Doing a manual check of the production build after each update is of course not a viable solution. There needs to be an automatic way of testing this. I think the best way to do so is by making sure that the environment object is not present in the build anymore. Every time the environment is used to conditionally execute a piece of code this should be understood by the optimization tools. And if they fully understand the logic they can remove the branching and either leave the code in place or remove it entirely. The environment object itself will then be obsolete and can be removed as well. In other words: If the environment file is still present in the production build it indicates that its usage was not fully understood by the build process.
Source Maps can be utilized to check for the presence of a certain file. They are typically used to link transpiled and minified code back to its original source files. In order to do that they contain a list of all the files which somehow contributed code to the file they describe. And this list is what also can be used to verify that a particular file is not part of the bundle.
The simplest way to enable Source Maps is by specifying an additional flag when executing ng build.
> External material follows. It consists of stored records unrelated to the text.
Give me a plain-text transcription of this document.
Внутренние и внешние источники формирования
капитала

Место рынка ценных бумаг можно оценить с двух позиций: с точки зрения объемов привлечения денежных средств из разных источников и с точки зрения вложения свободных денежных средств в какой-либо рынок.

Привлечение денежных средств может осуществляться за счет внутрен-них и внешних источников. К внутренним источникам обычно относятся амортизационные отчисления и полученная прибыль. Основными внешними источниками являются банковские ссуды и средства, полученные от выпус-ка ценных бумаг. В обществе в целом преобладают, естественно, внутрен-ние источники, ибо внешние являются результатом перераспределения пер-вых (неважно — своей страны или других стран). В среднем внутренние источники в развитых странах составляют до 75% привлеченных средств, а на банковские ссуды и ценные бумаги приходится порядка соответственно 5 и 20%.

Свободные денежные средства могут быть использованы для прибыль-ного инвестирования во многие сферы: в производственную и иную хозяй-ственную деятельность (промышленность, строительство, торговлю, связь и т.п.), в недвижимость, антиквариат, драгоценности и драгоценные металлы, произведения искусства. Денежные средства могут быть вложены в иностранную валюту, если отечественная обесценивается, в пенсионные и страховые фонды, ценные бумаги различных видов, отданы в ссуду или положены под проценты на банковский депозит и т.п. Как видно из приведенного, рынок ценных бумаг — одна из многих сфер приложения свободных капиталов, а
ng build --source-mapNot everyone is comfortable with shipping Source Maps to production though because they do often also contain the entire original source code. Luckily the Angular CLI also supports hidden Source Maps. These special Source Maps are not linked in the corresponding JavaScript files and can therefore not be retrieved automatically. Kevin Kreuzer has written a detailed post on the topic called "Debug Angular apps in production without revealing source maps" which appeared on Angular in Depth. It shows how to enable hidden Source Maps with the Angular CLI and also explains how to make sure they are not shipped to production.
When Source Maps are enabled and in case your production build gets saved in the dist folder (as it is done by default) the following command will fail if the environment file is still present anywhere in the JavaScript code.
grep -r dist/**/*.map -e '/environments/environment.ts'; test $? -eq 1To further automate this process it might be benifitial to append this check to the regular build task. Here is the relevant part of the package.json file which needs to be changed to do that.
"scripts": {
"build": "ng build --source-map",
"postbuild": "grep -r dist/**/*.map -e '/environments/environment.ts'; test $? -eq 1"
}Now each time you run "npm run build" (but not "ng build") it will fail in case the environment file could not be eliminated from the build.
Introducing code which can't be statically analyzed anymore by the build process can happen very quickly. But with this little check you can make sure that you discover it before you actually ship something unintended to production.
The Angular team is currently doing a lot to improve the treeshakeability™ of the framework with the new Ivy compiler. It will potentially reduce the code that needs to be send to the user. I think it would be a pitty if we foil this effort by blindly shipping unused dev dependencies to production at the same time.
I would like to thank Kevin Kreuzer for reviewing this post and for providing very useful feedback.